By Past District Governor Anton Polsterer, District 1910; Past Chair of Intercountry Committees worldwide
I want to share my experience in a multi country district afflicted by war, specifically civil war, and how Rotarians and Rotary clubs can help reestablish mutual understanding and goodwill. Our efforts can help heal the wounds caused by political and civil unrest by creating a climate, which renders future conflicts difficult and hopefully impossible.
I joined Rotary in Vienna in 1986 and transferred to the Rotary Club of Moscow while working in Russia from 1989-92. Later, after moving back to Austria, I became District Governor for Bosnia & Herzegovina, Croatia, Hungary, Slovenia and Austria. After years of war and totalitarian government rule, these communities longed for freedom and peace.
Our district had 130 clubs with more than 5000 Rotarians. We represented five different nationalities and languages. Croatia and Bosnia were heavily hurt by the Yugoslav civil war in the 1990s: Bosnia and Herzegovina had a pre-war population of 4.5 million people including Orthodox Serbians, Catholic Croatians and Bosnian Moslems.
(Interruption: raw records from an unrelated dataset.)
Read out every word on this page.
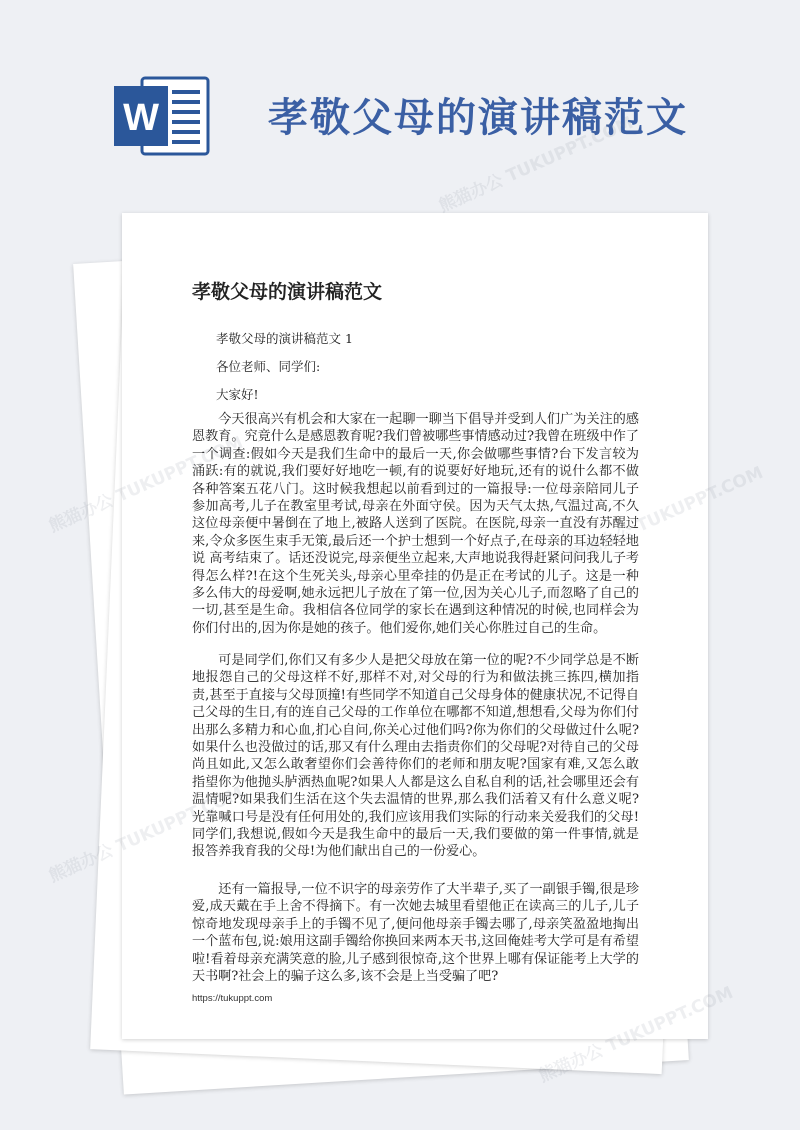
W	孝敬父母的演讲稿范文
孝敬父母的演讲稿范文

孝敬父母的演讲稿范文 1

各位老师、同学们:

大家好!

今天很高兴有机会和大家在一起聊一聊当下倡导并受到人们广为关注的感恩教育。究竟什么是感恩教育呢?我们曾被哪些事情感动过?我曾在班级中作了一个调查:假如今天是我们生命中的最后一天,你会做哪些事情?台下发言较为涌跃:有的就说,我们要好好地吃一顿,有的说要好好地玩,还有的说什么都不做各种答案五花八门。这时候我想起以前看到过的一篇报导:一位母亲陪同儿子参加高考,儿子在教室里考试,母亲在外面守侯。因为天气太热,气温过高,不久这位母亲便中暑倒在了地上,被路人送到了医院。在医院,母亲一直没有苏醒过来,令众多医生束手无策,最后还一个护士想到一个好点子,在母亲的耳边轻轻地说 高考结束了。话还没说完,母亲便坐立起来,大声地说我得赶紧问问我儿子考得怎么样?!在这个生死关头,母亲心里牵挂的仍是正在考试的儿子。这是一种多么伟大的母爱啊,她永远把儿子放在了第一位,因为关心儿子,而忽略了自己的一切,甚至是生命。我相信各位同学的家长在遇到这种情况的时候,也同样会为你们付出的,因为你是她的孩子。他们爱你,她们关心你胜过自己的生命。

可是同学们,你们又有多少人是把父母放在第一位的呢?不少同学总是不断地报怨自己的父母这样不好,那样不对,对父母的行为和做法挑三拣四,横加指责,甚至于直接与父母顶撞!有些同学不知道自己父母身体的健康状况,不记得自己父母的生日,有的连自己父母的工作单位在哪都不知道,想想看,父母为你们付出那么多精力和心血,扪心自问,你关心过他们吗?你为你们的父母做过什么呢?如果什么也没做过的话,那又有什么理由去指责你们的父母呢?对待自己的父母尚且如此,又怎么敢奢望你们会善待你们的老师和朋友呢?国家有难,又怎么敢指望你为他抛头胪洒热血呢?如果人人都是这么自私自利的话,社会哪里还会有温情呢?如果我们生活在这个失去温情的世界,那么我们活着又有什么意义呢?光靠喊口号是没有任何用处的,我们应该用我们实际的行动来关爱我们的父母!同学们,我想说,假如今天是我生命中的最后一天,我们要做的第一件事情,就是报答养我育我的父母!为他们献出自己的一份爱心。

还有一篇报导,一位不识字的母亲劳作了大半辈子,买了一副银手镯,很是珍爱,成天戴在手上舍不得摘下。有一次她去城里看望他正在读高三的儿子,儿子惊奇地发现母亲手上的手镯不见了,便问他母亲手镯去哪了,母亲笑盈盈地掏出一个蓝布包,说:娘用这副手镯给你换回来两本天书,这回俺娃考大学可是有希望啦!看着母亲充满笑意的脸,儿子感到很惊奇,这个世界上哪有保证能考上大学的天书啊?社会上的骗子这么多,该不会是上当受骗了吧?

https://tukuppt.com

熊猫办公 TUKUPPT.COM
熊猫办公
熊猫办公
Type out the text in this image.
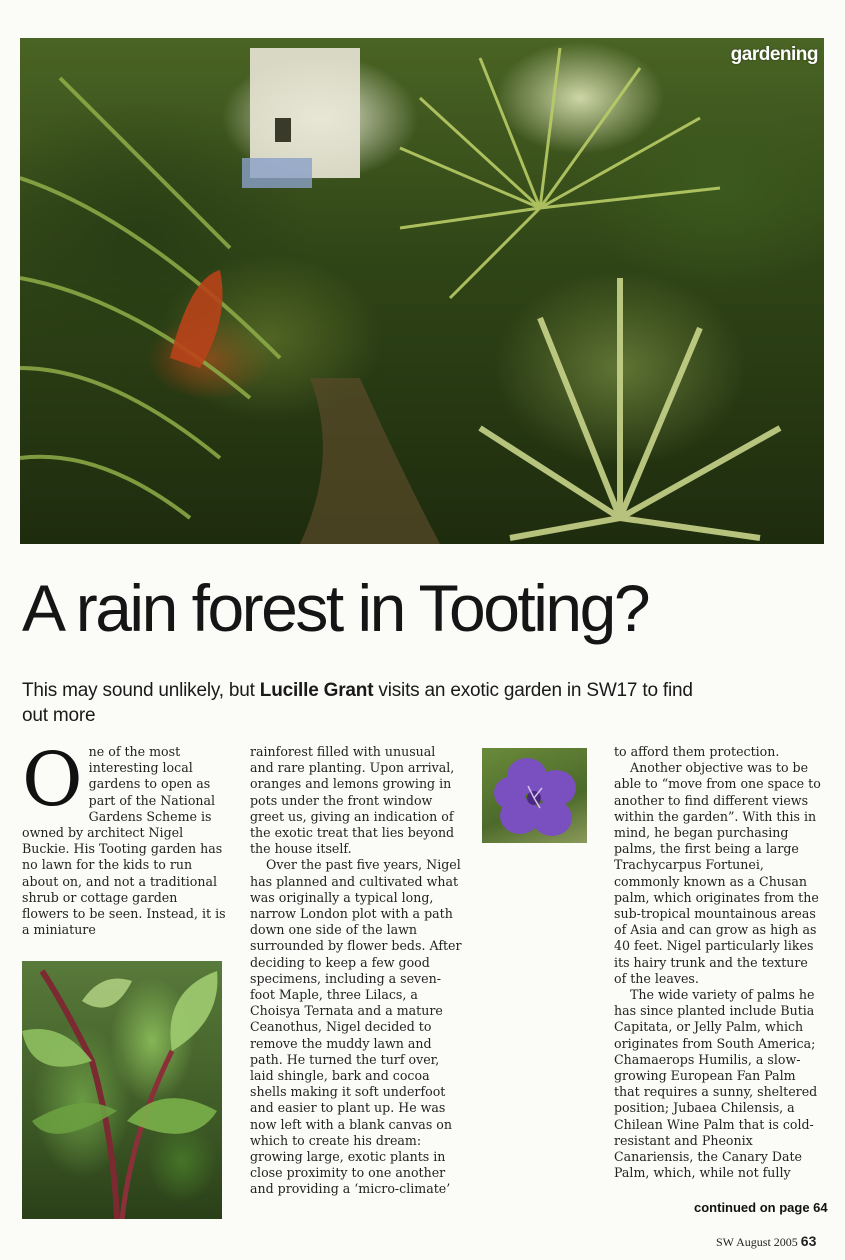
gardening
A rain forest in Tooting?

This may sound unlikely, but Lucille Grant visits an exotic garden in SW17 to find out more

O ne of the most interesting local gardens to open as part of the National Gardens Scheme is owned by architect Nigel Buckie. His Tooting garden has no lawn for the kids to run about on, and not a traditional shrub or cottage garden flowers to be seen. Instead, it is a miniature

rainforest filled with unusual and rare planting. Upon arrival, oranges and lemons growing in pots under the front window greet us, giving an indication of the exotic treat that lies beyond the house itself.

Over the past five years, Nigel has planned and cultivated what was originally a typical long, narrow London plot with a path down one side of the lawn surrounded by flower beds. After deciding to keep a few good specimens, including a seven-foot Maple, three Lilacs, a Choisya Ternata and a mature Ceanothus, Nigel decided to remove the muddy lawn and path. He turned the turf over, laid shingle, bark and cocoa shells making it soft underfoot and easier to plant up. He was now left with a blank canvas on which to create his dream: growing large, exotic plants in close proximity to one another and providing a ‘micro-climate’

to afford them protection.

Another objective was to be able to “move from one space to another to find different views within the garden”. With this in mind, he began purchasing palms, the first being a large Trachycarpus Fortunei, commonly known as a Chusan palm, which originates from the sub-tropical mountainous areas of Asia and can grow as high as 40 feet. Nigel particularly likes its hairy trunk and the texture of the leaves.

The wide variety of palms he has since planted include Butia Capitata, or Jelly Palm, which originates from South America; Chamaerops Humilis, a slow-growing European Fan Palm that requires a sunny, sheltered position; Jubaea Chilensis, a Chilean Wine Palm that is cold-resistant and Pheonix Canariensis, the Canary Date Palm, which, while not fully

continued on page 64
SW August 2005 63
During the war, close to two million people, almost 50% of the population was displaced within their own country to create “ethnic” regions. From the very beginning, we have aimed for ethnic diversity in our clubs, which wasn’t easy after all the displacement.
The real breakthrough came with the Rotary Club of Mostar (Bosnia), chartered in 2002. The club started many projects in the spirit of tolerance and ultimately succeeded in reuniting Rotarians from both the Croatian and the Moslem side of a town divided by bloody conflict and physically separated by the Neretva River. The rebuilding of the old stone bridge, which was destroyed during the war in order to separate the town’s population into Croatians and Bosnian Moslems became an important symbol of reuniting the two ethnic groups. Rotarians from the Mostar club were instrumental in coordinating and overseeing the project, and eventually organizing the bridge reopening ceremony. In 2004, the opening of the bridge became a symbol of unity and a national symbol of peace.
Experience in our district has shown that intercountry meetings and projects not only lead to better understanding between Rotarians but can also act as a catalyst for clubs within a country with a longstanding history of internal conflict. It became clear to me that I had to work with Intercountry Committees (ICC) whose vision is peace for all countries in the world. ICCs aim to implement bilateral projects with a focus on peace building. To form an Intercountry Committee between two countries, clubs and districts partner in each of the countries, to get to know each other better and create an environment of common understanding and mutual empathy.
Empathy is the best vaccine against conflicts and war, and maybe even against terrorism. Today conflicts, terrorism and war continue to plague many parts of the world. Therefore I am asking you, my friends in Rotary and especially in Intercountry Committees, to refocus our service projects on peace building.
Normal service projects like equipping a clinic or digging wells are fairly straightforward. A peace project is different. You have to invest in exploring project ideas and feasibility for both sides. It has to be acceptable for both countries. In the beginning, results are not obvious. Peace building is a lengthy process requiring time and patience. You get deeply involved without immediate positive feedback. Your highest reward will be long-term success.
To encourage and support this quest for peace, I have launched the 10k USD Challenge and Contest for the Best Bilateral Peace Project. Through the Rotary Foundation, I’m donating USD $10,000 for the best peace project. I’d like to challenge everyone to implement peace projects, which address specific concerns while incorporating cultural and ethnic values. Successful bilateral projects should create an environment encouraging both sides to remove barriers to build long-lasting peace.
Sometimes the best peace projects don’t focus on the conflict itself but rather initiate communication and cooperation between two parties. I also encourage you to go beyond the contest and find opportunities to incorporate peace components into all your service projects.